Estonia Calms Fears of Crypto Crackdown

Estonia Calms Fears of Crypto Crackdown

The Estonian Ministry of Finance has issued a statement and FAQ to calm fears of a crackdown on cryptocurrencies within the country.

The statement refers to draft legislation introduced by the Estonian government on Dec 23 that aims to “more effectively regulate virtual asset service providers (VASPs) to mitigate the risk of financial crime.” It stresses that the regulation only applies to VASPs, and does not preclude individuals from owning or trading virtual assets through their own private wallets. 

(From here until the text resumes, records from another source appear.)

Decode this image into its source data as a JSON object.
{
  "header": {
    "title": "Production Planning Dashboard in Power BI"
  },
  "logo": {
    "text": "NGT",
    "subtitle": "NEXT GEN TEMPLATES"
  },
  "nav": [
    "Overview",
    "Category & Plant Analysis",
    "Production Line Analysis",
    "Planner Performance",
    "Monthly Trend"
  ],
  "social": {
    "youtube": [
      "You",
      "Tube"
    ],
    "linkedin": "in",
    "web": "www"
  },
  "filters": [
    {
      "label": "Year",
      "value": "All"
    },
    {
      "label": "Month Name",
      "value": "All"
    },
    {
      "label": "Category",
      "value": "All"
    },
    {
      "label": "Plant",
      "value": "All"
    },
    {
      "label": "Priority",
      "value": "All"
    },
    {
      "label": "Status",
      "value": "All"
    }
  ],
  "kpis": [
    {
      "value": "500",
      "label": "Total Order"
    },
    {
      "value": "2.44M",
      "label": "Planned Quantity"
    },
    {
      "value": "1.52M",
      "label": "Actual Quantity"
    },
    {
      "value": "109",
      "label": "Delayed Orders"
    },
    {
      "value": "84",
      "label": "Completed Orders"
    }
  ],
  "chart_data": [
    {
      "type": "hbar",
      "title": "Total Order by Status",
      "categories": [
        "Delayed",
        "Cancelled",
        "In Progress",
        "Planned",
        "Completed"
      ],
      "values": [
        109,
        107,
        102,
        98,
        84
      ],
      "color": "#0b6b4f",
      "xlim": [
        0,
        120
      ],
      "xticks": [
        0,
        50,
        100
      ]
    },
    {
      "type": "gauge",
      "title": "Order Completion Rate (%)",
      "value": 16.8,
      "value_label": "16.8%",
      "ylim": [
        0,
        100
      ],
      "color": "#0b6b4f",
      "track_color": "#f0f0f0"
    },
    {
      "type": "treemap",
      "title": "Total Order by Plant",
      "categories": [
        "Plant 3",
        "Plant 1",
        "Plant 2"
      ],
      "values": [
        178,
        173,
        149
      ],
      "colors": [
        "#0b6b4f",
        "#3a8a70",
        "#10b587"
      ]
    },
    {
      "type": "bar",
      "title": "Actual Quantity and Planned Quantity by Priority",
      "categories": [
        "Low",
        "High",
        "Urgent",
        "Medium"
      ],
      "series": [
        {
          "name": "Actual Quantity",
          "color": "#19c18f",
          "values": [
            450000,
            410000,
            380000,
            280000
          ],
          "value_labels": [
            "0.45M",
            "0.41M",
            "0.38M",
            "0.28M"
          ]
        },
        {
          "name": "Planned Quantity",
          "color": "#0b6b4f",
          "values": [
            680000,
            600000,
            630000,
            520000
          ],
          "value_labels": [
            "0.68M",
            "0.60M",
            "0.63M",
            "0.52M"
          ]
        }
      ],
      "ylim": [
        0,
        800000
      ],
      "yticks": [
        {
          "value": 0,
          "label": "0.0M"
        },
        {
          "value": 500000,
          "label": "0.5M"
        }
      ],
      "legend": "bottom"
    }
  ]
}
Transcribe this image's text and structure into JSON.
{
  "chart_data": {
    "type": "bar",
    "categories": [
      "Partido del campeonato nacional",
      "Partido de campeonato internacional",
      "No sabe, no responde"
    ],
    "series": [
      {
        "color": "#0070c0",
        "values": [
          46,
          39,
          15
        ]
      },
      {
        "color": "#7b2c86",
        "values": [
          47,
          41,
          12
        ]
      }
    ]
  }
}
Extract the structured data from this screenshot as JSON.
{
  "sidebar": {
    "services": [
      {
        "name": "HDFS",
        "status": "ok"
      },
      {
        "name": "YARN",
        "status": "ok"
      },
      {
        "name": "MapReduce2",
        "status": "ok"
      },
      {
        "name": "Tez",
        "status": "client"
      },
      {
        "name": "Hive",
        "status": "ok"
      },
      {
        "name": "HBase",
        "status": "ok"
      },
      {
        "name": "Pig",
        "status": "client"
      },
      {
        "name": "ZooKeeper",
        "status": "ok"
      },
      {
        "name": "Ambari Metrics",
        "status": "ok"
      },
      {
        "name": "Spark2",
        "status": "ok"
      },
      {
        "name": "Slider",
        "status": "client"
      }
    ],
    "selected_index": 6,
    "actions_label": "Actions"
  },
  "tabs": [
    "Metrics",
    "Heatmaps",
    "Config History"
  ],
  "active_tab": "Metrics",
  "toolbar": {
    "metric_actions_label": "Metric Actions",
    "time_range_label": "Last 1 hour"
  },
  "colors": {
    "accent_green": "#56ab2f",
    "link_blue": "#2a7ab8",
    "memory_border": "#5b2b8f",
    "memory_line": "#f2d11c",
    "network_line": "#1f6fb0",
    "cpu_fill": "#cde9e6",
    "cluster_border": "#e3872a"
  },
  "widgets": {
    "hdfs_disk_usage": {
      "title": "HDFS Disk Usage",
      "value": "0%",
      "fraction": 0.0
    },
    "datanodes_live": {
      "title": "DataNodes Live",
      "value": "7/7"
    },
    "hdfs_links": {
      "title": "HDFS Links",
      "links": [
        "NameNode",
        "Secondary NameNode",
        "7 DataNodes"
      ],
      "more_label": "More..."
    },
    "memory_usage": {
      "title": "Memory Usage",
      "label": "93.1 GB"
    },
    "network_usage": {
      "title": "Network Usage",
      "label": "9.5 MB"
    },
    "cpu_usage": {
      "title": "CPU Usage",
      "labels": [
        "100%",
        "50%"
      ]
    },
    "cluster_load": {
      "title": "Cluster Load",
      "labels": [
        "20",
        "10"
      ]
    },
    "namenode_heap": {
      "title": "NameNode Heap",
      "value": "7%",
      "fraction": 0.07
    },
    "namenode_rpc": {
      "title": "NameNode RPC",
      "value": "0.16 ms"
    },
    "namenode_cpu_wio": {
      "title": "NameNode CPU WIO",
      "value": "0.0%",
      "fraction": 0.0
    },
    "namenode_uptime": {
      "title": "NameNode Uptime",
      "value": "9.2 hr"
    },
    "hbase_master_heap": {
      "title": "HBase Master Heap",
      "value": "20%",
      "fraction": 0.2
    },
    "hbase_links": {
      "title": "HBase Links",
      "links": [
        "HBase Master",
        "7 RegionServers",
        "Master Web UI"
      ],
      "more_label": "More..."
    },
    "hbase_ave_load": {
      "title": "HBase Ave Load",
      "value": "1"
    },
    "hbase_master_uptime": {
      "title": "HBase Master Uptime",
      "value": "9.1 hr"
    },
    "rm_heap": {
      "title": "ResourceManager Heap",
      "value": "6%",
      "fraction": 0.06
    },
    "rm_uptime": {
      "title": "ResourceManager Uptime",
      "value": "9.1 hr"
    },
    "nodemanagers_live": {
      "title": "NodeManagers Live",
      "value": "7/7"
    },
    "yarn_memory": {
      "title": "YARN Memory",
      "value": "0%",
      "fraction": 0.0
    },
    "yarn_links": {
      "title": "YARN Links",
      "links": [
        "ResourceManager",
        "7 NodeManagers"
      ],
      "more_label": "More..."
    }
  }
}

“However, accounts opened with Estonian VASPs cannot be anonymous and Estonian VASPs cannot offer anonymous accounts or wallets,” the statement explains. Accordingly, VASPs must identify customers for whom they facilitate transactions, “similarly to bank transfers,” and must implement risk analysis if such information is not received. The legislation is currently pending and awaits approval from the country’s Parliament.

Crypto landscape in Estonia

Estonia saw a surge in crypto-related businesses after becoming one of the first countries to grant cryptocurrency licenses in 2017. However, roughly 2,000 licenses have been revoked since then, with only around 400 companies retaining them, following the sector coming under greater regulatory scrutiny in 2019. This was caused by allegations that billions of dollars of illicit funds had passed through the local unit of ​​Denmark’s largest bank in 2018. 


The new regulations have come in anticipation of the country’s review of its money laundering policies expected this quarter, in line with similar actions by the Council of Europe. In light of the upcoming review, Matis Maeker, the director of Estonia’s Financial Intelligence Unit (FIU), which can grant and revoke crypto licenses, had previously stated that all licenses would be rescinded, which would require companies to reapply across the board. However, his spokesman later clarified that this was not the official view of the EU and the Estonian government would not be pursuing this course of action.